Bericht zum Fachtag des PNFK 2022 in Berlin
von Sebastian Rothe
Unter dem Titel Wirtschaften in schwierigen Zeiten trafen sich am 25. November rund 70 Personen aus dem Bereich Finanzen und finanzielle Bildung. Thema des Fachtags war unter anderem die von der OECD empfohlene nationale Strategie zur finanziellen Bildung, die bisher in Deutschland nicht umgesetzt wurde. Darüber wie finanzielle Bildung aussehen muss, gibt es verschiedene Ansichten, die bisweilen weit auseinander gehen.
Das Präventionsnetzwerk Finanzkompetenz engagiert sich für Finanzkompetenz, die Grundlagen für finanzielle Entscheidungen beinhaltet. Außerdem steht ein starker Verbraucherschutz im Mittelpunkt. Andere Stimmen werben für mehr Eigenverantwortung, gerade im Bereich Altersvorsorge. Die Schule als Ort für die Vermittlung von Finanzkompetenz scheint ungeeignet und so treten private Anbieter*innen auf den Plan. Grundlagen wie der Haushaltsplan dürfen dabei nicht in den Hintergrund geraten bzw. die „Vermarktung“ von Finanzprodukten im Vordergrund stehen.
In den verschiedenen Beiträgen wurden die aktuellen finanziellen Herausforderungen, ausgelöst durch die „multiplen Krisen“ (Corona, Krieg in der Ukraine, Inflation), aufgezeigt. Insbesondere Menschen mit geringem Einkommen und oft nicht vorhandenem Vermögen sind von explodierenden Energiekosten, steigenden Kreditzinsen und der generellen Inflation betroffen.

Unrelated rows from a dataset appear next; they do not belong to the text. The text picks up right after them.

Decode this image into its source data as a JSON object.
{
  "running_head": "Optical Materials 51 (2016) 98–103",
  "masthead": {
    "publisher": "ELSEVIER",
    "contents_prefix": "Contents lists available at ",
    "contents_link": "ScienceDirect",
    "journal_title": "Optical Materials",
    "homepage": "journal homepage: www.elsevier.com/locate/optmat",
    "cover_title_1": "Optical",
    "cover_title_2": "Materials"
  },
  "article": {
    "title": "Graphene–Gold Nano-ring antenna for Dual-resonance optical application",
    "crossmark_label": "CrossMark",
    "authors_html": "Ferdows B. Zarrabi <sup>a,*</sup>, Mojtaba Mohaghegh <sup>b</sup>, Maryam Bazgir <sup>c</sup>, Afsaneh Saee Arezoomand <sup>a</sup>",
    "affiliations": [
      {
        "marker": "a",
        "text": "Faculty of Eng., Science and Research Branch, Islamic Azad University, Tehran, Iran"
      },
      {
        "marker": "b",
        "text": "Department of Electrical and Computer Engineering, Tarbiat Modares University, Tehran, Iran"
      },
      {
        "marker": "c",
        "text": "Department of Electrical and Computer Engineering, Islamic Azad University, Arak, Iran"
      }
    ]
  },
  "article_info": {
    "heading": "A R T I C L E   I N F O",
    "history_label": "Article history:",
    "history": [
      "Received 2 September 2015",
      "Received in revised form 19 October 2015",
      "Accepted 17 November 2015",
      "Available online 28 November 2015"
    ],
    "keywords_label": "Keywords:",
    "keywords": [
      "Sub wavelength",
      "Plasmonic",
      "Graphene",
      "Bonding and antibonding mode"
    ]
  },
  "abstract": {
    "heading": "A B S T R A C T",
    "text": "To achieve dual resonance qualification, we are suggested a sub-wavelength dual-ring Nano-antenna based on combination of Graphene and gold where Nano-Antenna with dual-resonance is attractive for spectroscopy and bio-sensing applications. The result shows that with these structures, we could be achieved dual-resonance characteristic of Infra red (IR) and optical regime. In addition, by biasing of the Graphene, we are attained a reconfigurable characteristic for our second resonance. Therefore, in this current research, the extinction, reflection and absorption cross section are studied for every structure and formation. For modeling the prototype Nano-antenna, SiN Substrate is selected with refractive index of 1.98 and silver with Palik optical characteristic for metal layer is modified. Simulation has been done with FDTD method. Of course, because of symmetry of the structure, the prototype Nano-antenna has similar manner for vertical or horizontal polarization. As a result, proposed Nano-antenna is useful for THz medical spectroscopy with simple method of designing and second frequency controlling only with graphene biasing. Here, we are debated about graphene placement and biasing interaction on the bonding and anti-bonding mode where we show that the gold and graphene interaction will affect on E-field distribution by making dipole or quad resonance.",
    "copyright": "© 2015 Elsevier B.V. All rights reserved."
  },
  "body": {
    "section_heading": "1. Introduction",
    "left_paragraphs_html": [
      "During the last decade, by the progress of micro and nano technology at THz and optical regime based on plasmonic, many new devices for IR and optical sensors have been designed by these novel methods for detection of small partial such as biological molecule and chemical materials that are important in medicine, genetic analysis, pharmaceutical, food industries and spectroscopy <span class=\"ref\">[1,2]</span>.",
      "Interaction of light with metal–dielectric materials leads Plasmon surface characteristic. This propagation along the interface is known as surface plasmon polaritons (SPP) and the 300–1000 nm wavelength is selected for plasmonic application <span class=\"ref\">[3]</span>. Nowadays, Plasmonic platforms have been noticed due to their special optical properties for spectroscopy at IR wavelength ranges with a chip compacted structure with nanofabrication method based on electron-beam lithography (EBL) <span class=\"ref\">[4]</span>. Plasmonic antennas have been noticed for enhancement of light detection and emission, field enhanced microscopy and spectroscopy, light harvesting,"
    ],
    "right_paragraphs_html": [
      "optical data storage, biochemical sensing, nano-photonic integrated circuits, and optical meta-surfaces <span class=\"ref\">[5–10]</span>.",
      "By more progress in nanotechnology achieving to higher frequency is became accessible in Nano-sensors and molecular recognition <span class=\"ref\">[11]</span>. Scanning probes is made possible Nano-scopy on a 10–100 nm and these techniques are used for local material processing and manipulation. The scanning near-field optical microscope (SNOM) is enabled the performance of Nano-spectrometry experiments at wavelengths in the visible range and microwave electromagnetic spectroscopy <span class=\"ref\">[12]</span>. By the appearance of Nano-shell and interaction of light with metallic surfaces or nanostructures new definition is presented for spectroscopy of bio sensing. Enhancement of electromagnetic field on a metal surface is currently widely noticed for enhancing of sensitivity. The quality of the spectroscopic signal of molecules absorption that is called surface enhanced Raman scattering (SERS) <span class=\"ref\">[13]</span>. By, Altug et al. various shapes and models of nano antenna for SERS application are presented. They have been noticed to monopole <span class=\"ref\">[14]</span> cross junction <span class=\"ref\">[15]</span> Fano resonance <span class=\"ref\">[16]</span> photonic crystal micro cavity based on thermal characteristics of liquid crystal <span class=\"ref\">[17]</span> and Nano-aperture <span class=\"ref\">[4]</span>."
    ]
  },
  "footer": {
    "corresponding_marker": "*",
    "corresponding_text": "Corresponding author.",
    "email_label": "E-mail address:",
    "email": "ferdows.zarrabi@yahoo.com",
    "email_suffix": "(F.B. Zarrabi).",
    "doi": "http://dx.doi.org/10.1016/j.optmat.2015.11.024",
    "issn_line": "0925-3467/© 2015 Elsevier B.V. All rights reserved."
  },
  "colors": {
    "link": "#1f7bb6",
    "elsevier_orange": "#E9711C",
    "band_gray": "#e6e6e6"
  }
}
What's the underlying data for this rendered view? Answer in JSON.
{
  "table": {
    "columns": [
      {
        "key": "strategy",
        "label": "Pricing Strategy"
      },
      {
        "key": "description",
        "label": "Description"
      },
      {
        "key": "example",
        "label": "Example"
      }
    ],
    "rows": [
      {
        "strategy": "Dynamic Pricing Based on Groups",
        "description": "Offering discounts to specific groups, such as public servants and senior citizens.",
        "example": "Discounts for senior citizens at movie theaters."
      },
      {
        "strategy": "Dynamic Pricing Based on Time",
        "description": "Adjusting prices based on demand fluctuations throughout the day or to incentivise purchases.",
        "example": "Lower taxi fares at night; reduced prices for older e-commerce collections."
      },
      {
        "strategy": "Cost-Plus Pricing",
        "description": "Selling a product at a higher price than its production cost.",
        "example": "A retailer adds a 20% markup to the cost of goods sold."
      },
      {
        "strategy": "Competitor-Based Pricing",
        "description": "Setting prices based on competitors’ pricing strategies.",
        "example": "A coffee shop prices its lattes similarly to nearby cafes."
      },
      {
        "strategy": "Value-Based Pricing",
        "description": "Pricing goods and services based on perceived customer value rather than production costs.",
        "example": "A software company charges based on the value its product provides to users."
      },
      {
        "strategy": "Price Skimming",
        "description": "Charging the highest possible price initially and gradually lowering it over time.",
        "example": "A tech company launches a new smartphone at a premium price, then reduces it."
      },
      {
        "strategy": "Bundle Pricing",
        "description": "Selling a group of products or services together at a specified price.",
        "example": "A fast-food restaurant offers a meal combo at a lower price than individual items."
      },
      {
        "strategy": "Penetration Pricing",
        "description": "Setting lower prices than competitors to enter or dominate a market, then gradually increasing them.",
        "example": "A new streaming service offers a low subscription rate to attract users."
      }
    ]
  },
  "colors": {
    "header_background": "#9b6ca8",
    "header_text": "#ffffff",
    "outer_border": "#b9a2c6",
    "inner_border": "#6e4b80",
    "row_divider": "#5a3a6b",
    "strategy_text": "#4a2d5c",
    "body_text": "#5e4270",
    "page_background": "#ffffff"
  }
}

Prof. Dr. Carmela Aprea von der Uni Mannheim hat mit Ihrer Schock-Co-Studie bereits im Zusammenhang mit der Covid-19-Pandemie auf die prekäre finanzielle Lage von Frauen und Menschen mit Kindern (besonders Alleinerziehende) hingewiesen. Auch in der sich anschließenden Krise rund um explodierende Energiepreise ist davon auszugehen, dass diese Gruppe stärker von finanziellen Verlusten betroffen ist, Vermögen verbrauchen, Ausgaben reduzieren und Kredite sowie die Aufschiebung von Zahlungen in Anspruch nehmen muss. Eine weitere Erhebungsphase, für die noch keine Finanzierung gesichert ist, soll die Auswirkungen der Post-Corona-Krise ermitteln.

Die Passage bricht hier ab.